Mérit avançait dans l’exposition de son ressenti, comme Harleen le lui avait demandé, mais au lieu de parler de son impression au sujet des autres intervenants (à l'exception d'Edric Fran et du Grand Inquisiteur), elle restait très factuelle et c’était à prévoir. Au moins ne cachait-elle pas que les raisons de la mauvaise tournure qu’avait pris l’événement aurait pu être évité, d’après elle, si certaines erreurs facilement évitables n’avaient pas été commises.
« Tu es clairvoyante, c’est une belle qualité. Je regrette moi aussi que le baron Fran ait fait ce choix de provoquer la réaction du peuple en plus de celle de notre cercle et de la reine, sans parler de ce… du Grand Inquisiteur. »
Elle ne doutait pas que sa sœur partage son inimitié envers le chef de l’Ordre, mais elle se retint d’aller trop loin dans ses propos. Sans trop savoir pourquoi, en vérité. Peut-être parce qu’elles n’étaient finalement pas si familières l’une de l’autre, et qu’elle ne savait pas se laisser aller à cette aspect un peu fruste de sa personnalité en la présence unique de sa sœur, si réservée.
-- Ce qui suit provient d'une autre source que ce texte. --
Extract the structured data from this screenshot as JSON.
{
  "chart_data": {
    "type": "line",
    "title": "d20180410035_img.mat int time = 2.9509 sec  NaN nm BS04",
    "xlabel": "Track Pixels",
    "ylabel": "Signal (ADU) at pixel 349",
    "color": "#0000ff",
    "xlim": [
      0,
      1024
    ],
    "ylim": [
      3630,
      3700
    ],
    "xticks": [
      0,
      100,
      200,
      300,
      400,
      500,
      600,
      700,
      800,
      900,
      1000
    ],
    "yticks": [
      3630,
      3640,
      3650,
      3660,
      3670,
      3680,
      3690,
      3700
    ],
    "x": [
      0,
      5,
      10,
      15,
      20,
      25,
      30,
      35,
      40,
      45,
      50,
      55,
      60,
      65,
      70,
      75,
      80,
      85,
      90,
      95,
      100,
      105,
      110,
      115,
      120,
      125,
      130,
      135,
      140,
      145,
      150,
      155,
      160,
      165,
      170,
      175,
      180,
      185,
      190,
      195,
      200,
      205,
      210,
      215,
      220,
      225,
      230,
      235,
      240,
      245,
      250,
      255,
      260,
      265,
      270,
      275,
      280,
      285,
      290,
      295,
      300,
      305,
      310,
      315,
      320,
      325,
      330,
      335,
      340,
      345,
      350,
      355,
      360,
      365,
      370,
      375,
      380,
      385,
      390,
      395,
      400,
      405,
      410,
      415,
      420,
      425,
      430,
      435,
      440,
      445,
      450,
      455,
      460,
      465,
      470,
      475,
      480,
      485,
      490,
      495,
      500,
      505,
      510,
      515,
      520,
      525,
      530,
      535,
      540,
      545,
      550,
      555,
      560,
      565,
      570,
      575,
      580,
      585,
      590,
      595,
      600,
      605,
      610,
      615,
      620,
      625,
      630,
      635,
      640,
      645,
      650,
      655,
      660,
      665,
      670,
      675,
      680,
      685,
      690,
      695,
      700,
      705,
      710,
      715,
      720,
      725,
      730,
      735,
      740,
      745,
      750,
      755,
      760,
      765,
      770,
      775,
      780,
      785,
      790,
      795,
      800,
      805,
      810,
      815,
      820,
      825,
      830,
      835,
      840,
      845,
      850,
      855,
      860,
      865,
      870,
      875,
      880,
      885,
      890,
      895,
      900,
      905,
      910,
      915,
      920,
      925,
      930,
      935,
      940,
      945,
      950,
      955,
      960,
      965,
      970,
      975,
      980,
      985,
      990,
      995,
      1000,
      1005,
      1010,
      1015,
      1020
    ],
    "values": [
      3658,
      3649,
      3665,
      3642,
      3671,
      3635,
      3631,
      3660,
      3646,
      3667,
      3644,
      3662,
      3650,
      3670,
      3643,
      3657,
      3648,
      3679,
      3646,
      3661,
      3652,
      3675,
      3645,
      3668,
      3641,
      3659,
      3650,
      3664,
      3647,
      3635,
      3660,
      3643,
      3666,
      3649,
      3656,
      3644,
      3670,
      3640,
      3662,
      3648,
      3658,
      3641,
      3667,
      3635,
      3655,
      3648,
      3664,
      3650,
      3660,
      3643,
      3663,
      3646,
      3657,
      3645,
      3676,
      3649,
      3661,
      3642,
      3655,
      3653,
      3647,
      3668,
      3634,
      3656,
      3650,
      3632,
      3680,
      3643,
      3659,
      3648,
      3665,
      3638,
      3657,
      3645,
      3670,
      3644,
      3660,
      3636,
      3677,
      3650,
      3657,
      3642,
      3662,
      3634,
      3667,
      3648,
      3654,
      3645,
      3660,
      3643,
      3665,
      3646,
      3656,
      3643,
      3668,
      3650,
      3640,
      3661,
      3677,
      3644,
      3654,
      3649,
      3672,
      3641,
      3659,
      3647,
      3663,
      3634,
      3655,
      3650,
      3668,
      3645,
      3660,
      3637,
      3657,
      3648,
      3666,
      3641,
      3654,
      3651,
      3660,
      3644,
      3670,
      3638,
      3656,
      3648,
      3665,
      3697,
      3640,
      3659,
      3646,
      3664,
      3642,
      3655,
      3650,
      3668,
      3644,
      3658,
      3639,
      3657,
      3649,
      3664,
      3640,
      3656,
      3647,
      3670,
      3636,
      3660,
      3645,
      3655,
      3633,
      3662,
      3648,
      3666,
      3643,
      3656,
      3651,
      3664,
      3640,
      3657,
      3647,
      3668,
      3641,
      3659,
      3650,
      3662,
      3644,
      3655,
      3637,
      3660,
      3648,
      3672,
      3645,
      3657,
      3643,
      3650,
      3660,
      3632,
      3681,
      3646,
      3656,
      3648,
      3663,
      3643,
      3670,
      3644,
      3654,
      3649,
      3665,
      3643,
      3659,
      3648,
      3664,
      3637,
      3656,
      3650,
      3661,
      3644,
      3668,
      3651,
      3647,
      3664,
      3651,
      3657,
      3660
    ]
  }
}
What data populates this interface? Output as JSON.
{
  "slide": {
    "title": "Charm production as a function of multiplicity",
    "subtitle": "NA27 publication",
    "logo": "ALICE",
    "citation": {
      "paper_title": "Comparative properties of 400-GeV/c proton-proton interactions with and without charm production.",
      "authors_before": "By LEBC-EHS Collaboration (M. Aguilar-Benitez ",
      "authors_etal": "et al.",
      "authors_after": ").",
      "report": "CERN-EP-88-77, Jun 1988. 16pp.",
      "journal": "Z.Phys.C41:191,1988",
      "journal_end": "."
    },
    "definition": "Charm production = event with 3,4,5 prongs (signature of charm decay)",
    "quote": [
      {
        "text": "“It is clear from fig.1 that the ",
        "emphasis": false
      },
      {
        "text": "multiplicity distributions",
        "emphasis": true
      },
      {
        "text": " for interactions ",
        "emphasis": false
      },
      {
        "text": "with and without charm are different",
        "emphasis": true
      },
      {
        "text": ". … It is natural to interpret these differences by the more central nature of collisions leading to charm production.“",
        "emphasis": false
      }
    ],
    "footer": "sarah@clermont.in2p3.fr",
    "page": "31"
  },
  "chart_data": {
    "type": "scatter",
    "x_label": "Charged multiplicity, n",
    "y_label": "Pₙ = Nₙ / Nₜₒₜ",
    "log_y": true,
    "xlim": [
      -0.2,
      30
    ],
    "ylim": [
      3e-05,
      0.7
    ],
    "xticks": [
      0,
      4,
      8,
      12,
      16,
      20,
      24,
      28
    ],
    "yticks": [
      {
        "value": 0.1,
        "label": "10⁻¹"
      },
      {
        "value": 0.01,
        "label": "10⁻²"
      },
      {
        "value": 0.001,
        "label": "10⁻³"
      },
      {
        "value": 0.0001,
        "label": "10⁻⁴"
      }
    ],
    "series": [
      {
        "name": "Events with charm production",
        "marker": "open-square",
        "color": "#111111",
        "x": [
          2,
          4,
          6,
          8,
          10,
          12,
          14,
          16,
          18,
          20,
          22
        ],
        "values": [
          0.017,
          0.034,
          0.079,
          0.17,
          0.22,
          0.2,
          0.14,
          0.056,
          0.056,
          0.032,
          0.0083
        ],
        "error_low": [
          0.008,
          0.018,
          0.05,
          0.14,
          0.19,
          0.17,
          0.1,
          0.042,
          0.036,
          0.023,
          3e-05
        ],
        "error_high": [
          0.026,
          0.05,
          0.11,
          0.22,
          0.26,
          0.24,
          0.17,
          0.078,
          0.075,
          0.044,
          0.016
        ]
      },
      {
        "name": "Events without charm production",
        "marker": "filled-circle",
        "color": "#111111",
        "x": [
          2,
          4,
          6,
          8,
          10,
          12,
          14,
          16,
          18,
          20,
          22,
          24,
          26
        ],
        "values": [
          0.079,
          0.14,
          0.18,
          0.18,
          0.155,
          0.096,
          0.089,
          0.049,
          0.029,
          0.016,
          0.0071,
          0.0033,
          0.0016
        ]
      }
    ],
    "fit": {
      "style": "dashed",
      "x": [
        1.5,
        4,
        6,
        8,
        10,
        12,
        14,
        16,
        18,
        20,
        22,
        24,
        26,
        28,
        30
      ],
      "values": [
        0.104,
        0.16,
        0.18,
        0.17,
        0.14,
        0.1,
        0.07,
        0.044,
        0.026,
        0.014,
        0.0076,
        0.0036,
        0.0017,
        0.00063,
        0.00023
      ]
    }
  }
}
« Mais je n’ai pas été un modèle de contenance et je ne peux pas me permettre de le blâmer tout à fait. Je ne sais d'ailleurs pas si j'aurais résisté à l'envie de faire la même chose, si j'étais comme lui concernée de si près par la cause des mages. Je suis navrée, d’ailleurs, si ma réaction t’a embarrassée. »
Ses yeux ambrés étaient remontés des flammes vers ceux, couleur de givre, de sa petite sœur.
« Je n’ai que faire des sentiments du Grand Inquisiteur, qu’il se soit senti insulté et ait pu craindre pour sa vie ne serait-ce qu’une poignée de secondes me ferait même le plus grand plaisir… si ça ne risquait pas d’avoir des conséquences sur toi ou les nôtres. Mais c’est ce dernier point qui… m’inspire une certaine honte, et à toi je peux l’avouer. C’est d’abord à toi que je dois des excuses, pas à d’autres. »
Elle baissa les yeux et enfouit son nez dans sa chope, buvant une grande lampée. Non, ça ne lui était pas facile de prononcer de telles paroles, mais elle se devait de le faire parce qu’elle avait pris conscience de certaines choses durant ce voyage, et sa propension à ne jamais s’excuser pour les maux gratuits qu’il lui arrivait d’infliger en faisait partie. Sa responsabilité dans plusieurs des aspects malheureux de cette excursion lui était apparue sous un jour très peu flatteur.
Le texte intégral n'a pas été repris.